Wien (OTS) - Die VERBUND-Austrian Power Grid AG (APG) betont anlässlich der heute stattfindenden Berufungsverhandlung vor dem Unabhängigen Umweltsenat (UWS), dass einzig das eingereichte 380-kV-Freileitungsprojekt zwischen St. Peter (Oberösterreich) und Salzach Neu in Elixhausen (Salzburg) Gegenstand des Verfahrens ist.

Volles Vertrauen in den Umweltsenat

Am 30.3.2007 genehmigten die zuständigen Behörden der Länder Oberösterreich und Salzburg im Rahmen des UVP-Verfahrens (Umweltverträglichkeitsprüfung) das von der APG eingereichte Freileitungsprojekt als umweltverträglich. "Wir haben volles Vertrauen in den Unabhängigen Umweltsenat, der über das Projekt entscheiden wird. Mit dem Projekt "Salzburgleitung" schließt die APG eine weitere Lücke im 380-kV-Höchstspannungsring. Die Leitung wird für die dringend erforderliche Abstützung des Großraums Salzburg sorgen" so die APG-Vorstände Heinz Kaupa und Thomas Karall.
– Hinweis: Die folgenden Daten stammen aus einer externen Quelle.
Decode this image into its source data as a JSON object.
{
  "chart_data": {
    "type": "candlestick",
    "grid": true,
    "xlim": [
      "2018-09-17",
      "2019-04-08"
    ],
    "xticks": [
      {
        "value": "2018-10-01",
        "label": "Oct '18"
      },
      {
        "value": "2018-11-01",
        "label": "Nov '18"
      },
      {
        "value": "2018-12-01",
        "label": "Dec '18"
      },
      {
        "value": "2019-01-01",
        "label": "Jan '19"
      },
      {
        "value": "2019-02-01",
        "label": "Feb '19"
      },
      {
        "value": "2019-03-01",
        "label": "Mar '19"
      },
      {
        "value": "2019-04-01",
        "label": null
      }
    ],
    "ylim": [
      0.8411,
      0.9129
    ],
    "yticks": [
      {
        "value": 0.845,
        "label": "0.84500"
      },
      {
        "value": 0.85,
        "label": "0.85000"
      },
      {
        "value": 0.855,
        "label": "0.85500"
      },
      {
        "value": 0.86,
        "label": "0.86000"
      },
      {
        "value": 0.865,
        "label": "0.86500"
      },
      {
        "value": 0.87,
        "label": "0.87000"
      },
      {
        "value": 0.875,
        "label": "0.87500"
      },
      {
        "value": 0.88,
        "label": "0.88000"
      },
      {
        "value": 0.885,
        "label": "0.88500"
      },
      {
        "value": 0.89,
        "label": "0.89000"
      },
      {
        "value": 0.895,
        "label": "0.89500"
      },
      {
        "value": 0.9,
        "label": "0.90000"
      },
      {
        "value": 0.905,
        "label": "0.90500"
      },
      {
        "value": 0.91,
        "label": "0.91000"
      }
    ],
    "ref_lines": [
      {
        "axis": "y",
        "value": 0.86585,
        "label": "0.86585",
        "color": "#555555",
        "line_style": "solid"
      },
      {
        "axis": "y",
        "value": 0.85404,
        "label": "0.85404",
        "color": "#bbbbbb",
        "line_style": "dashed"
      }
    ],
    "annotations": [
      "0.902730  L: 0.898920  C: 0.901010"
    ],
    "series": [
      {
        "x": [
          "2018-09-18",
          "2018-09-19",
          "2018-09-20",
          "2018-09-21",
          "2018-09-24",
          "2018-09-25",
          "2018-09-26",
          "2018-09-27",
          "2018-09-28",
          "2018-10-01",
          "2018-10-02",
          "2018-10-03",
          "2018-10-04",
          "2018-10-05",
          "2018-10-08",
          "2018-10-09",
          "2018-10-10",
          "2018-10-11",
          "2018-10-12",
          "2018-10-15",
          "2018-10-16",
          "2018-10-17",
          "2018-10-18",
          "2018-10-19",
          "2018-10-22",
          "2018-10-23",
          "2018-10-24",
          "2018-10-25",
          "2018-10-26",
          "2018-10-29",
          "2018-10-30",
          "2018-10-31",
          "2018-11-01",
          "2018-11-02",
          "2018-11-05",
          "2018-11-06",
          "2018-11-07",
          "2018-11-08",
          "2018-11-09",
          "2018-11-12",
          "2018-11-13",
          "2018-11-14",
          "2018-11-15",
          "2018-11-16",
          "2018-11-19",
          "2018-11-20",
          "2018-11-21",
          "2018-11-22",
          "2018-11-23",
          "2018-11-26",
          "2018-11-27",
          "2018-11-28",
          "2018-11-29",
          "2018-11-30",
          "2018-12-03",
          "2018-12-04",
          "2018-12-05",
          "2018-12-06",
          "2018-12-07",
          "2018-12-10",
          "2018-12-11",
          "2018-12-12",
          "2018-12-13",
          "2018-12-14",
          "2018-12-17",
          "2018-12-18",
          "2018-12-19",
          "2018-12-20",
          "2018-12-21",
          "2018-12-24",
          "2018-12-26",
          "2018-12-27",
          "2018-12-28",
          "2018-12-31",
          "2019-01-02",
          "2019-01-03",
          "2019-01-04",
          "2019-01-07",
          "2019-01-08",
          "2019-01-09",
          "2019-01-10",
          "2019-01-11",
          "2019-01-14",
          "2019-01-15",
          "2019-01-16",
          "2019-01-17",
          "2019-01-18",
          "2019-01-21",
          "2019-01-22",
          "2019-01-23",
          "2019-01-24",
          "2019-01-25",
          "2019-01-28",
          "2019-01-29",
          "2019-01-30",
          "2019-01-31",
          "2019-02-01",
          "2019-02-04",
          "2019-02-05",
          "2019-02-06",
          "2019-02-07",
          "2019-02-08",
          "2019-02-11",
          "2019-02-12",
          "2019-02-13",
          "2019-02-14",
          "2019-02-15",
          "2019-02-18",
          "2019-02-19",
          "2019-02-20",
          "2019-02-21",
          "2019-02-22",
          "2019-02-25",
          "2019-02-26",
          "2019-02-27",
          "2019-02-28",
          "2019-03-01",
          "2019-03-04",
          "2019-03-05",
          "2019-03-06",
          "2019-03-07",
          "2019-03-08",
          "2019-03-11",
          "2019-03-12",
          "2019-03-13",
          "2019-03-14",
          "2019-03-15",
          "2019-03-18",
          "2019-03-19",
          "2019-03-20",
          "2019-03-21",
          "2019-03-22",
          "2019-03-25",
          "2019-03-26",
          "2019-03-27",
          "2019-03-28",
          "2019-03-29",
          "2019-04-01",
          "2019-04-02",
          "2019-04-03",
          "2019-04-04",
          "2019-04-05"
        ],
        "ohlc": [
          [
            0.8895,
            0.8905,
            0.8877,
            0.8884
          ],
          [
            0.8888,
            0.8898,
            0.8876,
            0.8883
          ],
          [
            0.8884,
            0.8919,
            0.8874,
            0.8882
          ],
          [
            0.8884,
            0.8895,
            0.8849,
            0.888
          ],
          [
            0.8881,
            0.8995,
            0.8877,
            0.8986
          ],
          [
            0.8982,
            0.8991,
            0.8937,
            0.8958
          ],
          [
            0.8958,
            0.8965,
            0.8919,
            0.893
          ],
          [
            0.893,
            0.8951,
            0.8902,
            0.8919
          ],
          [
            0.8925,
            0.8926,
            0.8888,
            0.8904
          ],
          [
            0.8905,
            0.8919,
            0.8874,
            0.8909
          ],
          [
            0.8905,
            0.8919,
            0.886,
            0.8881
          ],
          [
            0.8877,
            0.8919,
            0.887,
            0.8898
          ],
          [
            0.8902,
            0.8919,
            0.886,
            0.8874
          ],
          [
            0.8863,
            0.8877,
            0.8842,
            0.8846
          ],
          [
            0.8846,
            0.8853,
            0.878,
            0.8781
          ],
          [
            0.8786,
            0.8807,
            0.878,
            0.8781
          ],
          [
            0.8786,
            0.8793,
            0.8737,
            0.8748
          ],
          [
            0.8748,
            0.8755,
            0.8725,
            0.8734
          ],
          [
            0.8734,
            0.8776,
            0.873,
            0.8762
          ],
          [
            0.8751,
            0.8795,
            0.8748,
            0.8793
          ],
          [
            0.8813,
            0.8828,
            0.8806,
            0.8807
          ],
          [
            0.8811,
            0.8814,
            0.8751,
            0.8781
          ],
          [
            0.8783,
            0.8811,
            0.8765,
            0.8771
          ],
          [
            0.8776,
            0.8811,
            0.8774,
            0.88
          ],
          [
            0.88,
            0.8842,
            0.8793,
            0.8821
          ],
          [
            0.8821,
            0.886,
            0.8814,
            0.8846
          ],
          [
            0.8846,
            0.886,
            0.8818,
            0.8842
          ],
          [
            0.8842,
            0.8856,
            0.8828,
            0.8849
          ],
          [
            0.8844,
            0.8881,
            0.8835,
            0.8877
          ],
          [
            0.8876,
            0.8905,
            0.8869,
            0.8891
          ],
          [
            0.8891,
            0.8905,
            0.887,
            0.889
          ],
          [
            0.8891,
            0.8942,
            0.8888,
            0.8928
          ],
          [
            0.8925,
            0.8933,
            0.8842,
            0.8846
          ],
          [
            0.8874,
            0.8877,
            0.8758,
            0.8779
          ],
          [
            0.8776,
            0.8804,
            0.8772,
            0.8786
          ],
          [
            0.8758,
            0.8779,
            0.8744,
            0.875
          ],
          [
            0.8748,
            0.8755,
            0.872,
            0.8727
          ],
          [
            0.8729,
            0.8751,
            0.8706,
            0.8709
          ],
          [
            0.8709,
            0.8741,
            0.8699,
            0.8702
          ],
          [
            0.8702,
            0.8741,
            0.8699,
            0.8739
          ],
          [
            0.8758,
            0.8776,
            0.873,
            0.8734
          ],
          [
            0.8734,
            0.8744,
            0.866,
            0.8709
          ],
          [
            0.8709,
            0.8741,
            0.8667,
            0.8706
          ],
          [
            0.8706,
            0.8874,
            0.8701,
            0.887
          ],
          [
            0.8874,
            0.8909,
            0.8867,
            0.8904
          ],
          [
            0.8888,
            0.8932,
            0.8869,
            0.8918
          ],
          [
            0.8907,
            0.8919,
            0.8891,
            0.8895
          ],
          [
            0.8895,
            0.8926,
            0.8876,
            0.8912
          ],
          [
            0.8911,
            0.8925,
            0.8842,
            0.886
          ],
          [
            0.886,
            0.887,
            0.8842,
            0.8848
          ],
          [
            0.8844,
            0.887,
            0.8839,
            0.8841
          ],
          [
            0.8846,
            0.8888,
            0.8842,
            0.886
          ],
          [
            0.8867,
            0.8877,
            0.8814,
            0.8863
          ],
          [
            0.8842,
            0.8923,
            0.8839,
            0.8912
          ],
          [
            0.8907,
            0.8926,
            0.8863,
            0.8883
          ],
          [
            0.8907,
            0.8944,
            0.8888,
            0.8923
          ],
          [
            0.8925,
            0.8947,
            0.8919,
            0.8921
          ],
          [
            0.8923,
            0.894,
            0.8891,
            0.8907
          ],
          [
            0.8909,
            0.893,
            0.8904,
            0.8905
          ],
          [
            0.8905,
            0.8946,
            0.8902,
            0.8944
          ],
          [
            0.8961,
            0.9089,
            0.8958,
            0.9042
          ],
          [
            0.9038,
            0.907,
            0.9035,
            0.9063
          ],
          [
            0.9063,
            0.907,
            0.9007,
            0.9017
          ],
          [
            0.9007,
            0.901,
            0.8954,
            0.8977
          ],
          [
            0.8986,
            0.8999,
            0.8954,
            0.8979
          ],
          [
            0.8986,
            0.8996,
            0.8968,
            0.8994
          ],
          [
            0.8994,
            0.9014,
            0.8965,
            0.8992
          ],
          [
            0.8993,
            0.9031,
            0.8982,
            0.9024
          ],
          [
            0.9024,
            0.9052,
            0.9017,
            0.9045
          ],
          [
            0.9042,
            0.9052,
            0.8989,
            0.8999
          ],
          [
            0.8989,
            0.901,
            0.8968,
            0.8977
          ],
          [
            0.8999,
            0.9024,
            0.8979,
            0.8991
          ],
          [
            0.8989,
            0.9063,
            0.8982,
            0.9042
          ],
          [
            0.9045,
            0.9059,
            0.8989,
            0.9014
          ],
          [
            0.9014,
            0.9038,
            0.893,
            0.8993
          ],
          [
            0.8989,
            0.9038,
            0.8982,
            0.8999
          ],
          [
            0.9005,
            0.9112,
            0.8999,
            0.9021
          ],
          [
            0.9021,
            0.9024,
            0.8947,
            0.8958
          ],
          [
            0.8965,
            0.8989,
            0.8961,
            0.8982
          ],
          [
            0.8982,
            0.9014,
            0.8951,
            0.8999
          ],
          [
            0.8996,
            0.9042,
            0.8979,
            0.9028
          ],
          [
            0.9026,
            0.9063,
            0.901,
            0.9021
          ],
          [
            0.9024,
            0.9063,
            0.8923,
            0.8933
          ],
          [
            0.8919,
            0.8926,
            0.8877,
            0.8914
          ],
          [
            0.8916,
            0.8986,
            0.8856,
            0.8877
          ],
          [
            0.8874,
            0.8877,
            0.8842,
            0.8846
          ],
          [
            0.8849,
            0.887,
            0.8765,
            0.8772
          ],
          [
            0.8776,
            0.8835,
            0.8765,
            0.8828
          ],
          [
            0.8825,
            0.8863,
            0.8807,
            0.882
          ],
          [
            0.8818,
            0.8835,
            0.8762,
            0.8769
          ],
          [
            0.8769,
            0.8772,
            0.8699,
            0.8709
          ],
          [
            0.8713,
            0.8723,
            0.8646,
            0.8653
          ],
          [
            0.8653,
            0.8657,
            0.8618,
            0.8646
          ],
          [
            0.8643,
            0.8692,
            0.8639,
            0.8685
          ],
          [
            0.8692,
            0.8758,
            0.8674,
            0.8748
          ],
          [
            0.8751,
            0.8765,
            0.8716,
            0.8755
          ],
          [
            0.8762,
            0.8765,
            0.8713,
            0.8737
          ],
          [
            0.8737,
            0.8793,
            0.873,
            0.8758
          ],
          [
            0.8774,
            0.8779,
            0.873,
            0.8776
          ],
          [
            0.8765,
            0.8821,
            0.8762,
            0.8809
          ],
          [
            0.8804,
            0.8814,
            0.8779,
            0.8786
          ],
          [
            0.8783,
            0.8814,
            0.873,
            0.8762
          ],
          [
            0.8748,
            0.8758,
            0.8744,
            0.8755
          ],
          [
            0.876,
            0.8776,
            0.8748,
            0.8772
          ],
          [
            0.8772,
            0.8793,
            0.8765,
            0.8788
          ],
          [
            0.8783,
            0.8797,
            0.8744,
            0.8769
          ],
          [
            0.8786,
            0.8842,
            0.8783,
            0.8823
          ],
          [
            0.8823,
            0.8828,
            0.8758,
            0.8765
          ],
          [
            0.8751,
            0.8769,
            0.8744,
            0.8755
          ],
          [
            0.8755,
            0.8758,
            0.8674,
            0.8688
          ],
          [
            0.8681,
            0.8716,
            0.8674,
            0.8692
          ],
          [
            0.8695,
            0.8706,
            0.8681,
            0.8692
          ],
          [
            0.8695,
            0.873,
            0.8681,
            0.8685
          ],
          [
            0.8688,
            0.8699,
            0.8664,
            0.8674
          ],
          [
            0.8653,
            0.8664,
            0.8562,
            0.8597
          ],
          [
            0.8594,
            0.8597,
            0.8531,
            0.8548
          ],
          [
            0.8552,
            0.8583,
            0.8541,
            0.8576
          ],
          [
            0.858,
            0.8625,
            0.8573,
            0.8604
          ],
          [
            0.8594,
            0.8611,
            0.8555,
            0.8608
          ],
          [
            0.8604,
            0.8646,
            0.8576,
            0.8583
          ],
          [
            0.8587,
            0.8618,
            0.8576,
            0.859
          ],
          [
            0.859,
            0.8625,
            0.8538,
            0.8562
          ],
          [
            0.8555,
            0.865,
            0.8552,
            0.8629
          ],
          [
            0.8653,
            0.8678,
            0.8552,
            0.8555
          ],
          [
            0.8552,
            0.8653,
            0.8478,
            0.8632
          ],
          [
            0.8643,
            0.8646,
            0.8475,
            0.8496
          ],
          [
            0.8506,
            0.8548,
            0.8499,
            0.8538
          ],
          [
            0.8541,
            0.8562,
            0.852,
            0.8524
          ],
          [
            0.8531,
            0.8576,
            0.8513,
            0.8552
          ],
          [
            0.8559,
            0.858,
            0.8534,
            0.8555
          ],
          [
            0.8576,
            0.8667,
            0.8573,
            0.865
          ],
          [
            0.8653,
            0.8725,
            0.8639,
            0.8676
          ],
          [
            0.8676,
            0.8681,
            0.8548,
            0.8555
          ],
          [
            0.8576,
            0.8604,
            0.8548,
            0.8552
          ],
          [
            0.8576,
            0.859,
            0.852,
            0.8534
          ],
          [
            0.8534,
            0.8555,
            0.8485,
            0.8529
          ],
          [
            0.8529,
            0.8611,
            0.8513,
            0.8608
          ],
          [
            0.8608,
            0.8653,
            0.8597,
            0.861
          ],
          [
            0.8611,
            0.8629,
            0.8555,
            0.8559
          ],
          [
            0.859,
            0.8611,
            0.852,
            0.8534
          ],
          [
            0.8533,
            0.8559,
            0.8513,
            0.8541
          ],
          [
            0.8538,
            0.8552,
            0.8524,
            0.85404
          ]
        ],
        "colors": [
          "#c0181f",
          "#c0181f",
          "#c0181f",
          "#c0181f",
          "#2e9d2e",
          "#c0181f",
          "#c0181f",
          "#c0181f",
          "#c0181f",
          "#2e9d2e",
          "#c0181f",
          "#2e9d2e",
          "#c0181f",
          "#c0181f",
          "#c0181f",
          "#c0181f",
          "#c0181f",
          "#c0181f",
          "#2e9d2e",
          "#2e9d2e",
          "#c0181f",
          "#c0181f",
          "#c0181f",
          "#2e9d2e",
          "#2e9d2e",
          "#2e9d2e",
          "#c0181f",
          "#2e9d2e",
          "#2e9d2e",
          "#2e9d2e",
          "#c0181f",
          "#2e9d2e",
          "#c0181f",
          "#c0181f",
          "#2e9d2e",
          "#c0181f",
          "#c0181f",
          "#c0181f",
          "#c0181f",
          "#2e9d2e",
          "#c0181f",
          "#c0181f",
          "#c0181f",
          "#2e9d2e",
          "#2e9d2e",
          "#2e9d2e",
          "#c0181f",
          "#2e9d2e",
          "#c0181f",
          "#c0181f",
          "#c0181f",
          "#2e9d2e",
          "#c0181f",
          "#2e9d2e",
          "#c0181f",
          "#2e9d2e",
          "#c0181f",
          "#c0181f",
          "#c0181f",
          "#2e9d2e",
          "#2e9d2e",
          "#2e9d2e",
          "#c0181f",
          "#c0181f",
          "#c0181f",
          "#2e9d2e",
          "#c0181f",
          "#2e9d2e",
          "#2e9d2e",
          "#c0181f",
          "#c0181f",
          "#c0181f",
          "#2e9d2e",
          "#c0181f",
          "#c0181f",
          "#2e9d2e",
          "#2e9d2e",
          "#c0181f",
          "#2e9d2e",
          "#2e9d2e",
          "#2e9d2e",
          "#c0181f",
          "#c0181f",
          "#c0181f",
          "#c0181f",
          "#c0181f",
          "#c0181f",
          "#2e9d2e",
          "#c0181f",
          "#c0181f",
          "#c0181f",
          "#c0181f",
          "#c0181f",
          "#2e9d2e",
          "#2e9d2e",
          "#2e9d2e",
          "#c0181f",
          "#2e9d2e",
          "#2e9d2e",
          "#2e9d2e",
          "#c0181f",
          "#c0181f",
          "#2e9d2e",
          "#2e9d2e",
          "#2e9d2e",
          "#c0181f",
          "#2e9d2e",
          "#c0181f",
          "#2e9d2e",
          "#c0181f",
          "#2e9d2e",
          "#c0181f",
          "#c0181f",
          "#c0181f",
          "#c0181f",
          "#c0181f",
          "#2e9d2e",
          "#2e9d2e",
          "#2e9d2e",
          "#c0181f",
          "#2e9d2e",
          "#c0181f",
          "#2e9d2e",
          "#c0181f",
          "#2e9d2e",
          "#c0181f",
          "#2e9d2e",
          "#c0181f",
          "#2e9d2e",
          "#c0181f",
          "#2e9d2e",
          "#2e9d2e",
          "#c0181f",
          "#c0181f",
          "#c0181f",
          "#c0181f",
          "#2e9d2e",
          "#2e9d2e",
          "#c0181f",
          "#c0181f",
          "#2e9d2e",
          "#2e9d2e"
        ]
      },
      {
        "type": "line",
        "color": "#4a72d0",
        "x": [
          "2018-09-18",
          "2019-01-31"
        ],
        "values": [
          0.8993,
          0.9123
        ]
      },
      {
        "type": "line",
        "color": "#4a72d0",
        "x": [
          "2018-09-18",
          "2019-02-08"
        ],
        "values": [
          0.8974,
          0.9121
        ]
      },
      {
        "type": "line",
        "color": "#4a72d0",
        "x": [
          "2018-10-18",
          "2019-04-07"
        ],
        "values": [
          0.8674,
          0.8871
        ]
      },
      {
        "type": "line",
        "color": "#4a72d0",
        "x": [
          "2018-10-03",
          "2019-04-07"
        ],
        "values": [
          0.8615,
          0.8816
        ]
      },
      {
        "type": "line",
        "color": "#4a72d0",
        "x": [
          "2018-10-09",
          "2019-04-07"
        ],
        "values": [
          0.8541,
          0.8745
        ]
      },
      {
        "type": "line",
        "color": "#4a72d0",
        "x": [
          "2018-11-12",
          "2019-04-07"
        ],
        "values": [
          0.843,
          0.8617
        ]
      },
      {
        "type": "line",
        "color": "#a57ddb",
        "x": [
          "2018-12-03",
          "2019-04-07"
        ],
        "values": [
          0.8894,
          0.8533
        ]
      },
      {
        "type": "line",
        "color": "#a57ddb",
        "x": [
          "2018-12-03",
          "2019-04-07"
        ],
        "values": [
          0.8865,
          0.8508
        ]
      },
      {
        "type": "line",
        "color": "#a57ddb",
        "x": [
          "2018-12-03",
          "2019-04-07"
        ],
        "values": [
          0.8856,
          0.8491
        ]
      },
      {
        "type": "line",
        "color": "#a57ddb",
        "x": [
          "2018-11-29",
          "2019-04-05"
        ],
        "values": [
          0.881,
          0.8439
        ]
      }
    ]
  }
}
Sichere Stromversorgung ist oberstes Gebot

Die APG sorgt als größter österreichischer Übertragungsnetzbetreiber für die Aufrechterhaltung der Versorgungssicherheit mit elektrischer Energie. Sie hat in einem regulierten Umfeld den gesetzlichen Auftrag, das elektrische Übertragungsnetz so auszubauen und zu warten, dass es sicher und effizient betrieben werden kann. Die E-Control legt als österreichische Regulierungsbehörde für den Strom- und Gasmarkt die Bedingungen fest, innerhalb derer die APG diesen Auftrag zu erfüllen hat.